Elle est ces jours-ci Paulette, dans une comédie néoréaliste éponyme. Paulette est vieille, veuve, aigrie, déclassée, glaneuse honteuse qui, poubelles faites, se replie dans son trou, un appartement décati dans une barre HLM sinistre à se tirer une balle. L’expulsion la guette, pour retards de loyer. Des jeunes tiennent les murs, elle les déteste (la vieille conchie tout le monde, surtout les non-Blancs comme son gendre flic qu’elle rebaptise «Bamboula» ou «Oussama») mais quand l’occasion se présente, elle s’immisce sans ciller dans leur trafic de shit.
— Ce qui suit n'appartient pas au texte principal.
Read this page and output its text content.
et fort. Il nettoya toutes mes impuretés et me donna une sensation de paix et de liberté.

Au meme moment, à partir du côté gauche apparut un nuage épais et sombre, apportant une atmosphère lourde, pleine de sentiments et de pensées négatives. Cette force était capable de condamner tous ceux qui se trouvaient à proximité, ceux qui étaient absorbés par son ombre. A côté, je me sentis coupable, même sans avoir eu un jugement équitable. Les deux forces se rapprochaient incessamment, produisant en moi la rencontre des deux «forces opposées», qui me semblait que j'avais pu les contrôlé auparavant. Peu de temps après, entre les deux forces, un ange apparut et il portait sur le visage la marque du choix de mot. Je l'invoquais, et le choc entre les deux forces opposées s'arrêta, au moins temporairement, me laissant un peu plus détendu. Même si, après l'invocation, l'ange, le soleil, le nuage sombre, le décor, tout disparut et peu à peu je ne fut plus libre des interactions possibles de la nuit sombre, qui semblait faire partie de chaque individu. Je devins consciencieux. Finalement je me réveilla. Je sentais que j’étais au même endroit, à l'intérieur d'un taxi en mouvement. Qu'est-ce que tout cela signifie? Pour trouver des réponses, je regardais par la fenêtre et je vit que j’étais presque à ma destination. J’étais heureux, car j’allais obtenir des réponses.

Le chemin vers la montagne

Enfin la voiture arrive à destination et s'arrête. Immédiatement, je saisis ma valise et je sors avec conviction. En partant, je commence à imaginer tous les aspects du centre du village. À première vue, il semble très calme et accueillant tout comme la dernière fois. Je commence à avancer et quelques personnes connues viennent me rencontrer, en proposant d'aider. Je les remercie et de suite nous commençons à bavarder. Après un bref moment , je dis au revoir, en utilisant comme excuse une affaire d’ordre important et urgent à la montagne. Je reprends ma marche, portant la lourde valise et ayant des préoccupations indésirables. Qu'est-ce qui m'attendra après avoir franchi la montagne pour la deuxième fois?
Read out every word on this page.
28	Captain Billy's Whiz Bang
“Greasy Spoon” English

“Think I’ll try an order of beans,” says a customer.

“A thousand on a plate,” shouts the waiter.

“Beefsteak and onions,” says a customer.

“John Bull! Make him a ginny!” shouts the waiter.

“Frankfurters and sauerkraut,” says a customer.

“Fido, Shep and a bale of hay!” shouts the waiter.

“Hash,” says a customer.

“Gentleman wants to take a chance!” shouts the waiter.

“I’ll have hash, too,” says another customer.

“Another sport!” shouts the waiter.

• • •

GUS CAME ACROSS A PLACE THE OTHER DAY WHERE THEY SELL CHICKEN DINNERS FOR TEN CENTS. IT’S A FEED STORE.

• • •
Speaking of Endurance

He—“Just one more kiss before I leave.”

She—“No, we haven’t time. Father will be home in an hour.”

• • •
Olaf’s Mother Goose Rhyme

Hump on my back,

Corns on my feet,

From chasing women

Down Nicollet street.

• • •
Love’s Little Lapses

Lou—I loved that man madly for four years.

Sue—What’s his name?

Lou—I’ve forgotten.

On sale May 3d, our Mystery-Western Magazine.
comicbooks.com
Et Paulette de reprendre du poil de la bête…

Bernadette Lafont est parfaite, en Paulette. Tout à fait probante, ingratitude de la première partie comprise : grisonnante, regard méchant, figure pincée, fiel au bord des lèvres. Quel beau travail de composition, se dit-on. Car même à 74 ans, on ne l'imagine que solaire, vivace ad vitam. Si bien qu'on lui soumet assez vite et sans vergogne le mot de Chateaubriand : «La vieillesse est un naufrage.» Or, elle : «Ah mais c'est une lapalissade ! Physiquement, c'est quand même pas drôle, on manque d'énergie, y'a des douleurs… En même temps, on peut lutter contre ça. C'est la phrase d'Eluard "le dur désir de durer."» Chez elle, durer a pourtant l'air d'aller de soi. «C'est que je n'aime pas faire pitié. Par ailleurs, j'ai toujours beaucoup aimé l'effort physique, ça vous donne de la tenue et de la résistance, et passer de l'autre côté de la douleur, ça fait du bien.